Yes, we know, we're ruled by blithering idiots whose every attempt to make anything better makes everything worse: this is not cynicism about politics it is simply the wisdom which we all painfully aquire as we mature. There are also those few who drink deeply at the fountain of economic knowledge and are able to point to exactly where and when the idiots go wrong. Today's entry from the Annals, the Analects of Stupidity, brings together two wildly different economists: our own Richard Layard, New Labour Peer exemplary, and Alan Reynolds of the Cato Institute. Not people you would normally find agreeing on the colour of the sky but then that economic knowledge when imbibed does lead one to outburts of truth telling.

First, Layard on the distinguishing feature between European and US unemployment rates:

For example, Europe has a notorious unemployment problem. But if you break down unemployment into shortterm (under a year) and long-term, you find that short-term unemployment is almost the same in Europe as in the U.S. – around 4% of the workforce. But in Europe there are another 4% who have been out of work for over a year, compared with almost none in the United States. The most obvious explanation for this is that in the U.S. unemployment benefits run out after 6 months, while in most of Europe they continue for many years or indefinitely.
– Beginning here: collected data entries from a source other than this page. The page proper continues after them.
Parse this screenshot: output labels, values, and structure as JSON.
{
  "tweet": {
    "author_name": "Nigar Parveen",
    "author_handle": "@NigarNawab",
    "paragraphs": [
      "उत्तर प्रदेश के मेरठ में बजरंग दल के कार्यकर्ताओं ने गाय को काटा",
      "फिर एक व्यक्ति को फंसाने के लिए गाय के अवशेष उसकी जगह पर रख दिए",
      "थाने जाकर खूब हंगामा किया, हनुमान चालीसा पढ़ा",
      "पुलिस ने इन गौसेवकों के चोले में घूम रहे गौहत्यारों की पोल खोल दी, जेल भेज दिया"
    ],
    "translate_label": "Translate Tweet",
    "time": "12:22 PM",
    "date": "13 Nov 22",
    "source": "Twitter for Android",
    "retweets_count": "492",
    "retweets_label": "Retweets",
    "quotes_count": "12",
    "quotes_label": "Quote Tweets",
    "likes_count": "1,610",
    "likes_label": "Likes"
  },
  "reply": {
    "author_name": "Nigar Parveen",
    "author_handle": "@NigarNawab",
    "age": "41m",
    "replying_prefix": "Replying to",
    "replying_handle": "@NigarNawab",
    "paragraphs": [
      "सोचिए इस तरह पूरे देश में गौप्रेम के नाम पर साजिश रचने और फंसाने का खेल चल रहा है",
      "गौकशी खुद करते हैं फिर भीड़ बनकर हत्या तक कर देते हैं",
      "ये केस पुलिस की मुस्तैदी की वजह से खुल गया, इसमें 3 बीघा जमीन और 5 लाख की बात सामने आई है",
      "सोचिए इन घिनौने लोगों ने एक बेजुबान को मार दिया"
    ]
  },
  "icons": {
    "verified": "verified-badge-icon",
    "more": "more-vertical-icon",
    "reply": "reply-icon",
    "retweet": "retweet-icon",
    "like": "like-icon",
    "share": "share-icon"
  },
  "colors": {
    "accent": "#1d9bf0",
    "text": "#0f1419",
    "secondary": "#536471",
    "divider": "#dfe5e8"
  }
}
Elsewhere this is laid out as the pithy truth that if you subsidise something you get more of it. Reynolds makes the same point by quoting Larry Summers:

Summers knows why the US rate is so high. He explained it well in a 1995 paper co-authored with James Poterba of MIT: "Unemployment insurance lengthens unemployment spells." That is: When the government pays people 50 to 60 percent of their previous wage to stay home for a year or more, many of them do just that.

But what has been happening in the US over the past year? Yes, unemployment has been rising to European levels and above. And what has also been happening is that unemployment benefits, or the time you can claim them, have risen to one and a half years in some states and near doubled to just under a year in all of them at minimum.

In reality, the evidence is overwhelming that the February stimulus bill has added at least two percentage points to the unemployment rate. If Congress and the White House hadn't tried so hard to stimulate long-term unemployment, the US unemployment rate would now be about 8 percent and falling rather than more than 10 percent and — rising.

Yes, OK, we know we're ruled by idiots: but do they have to be so damn expensive with their stupidity? We know that raising unemployment benefits, and extending their term, raises unemployment. So why do they extend them when we're already worried about the amount of unemployment we have?

And to have the effrontery to call it "stimulus"....sorry, but that is so stupid, it hurts.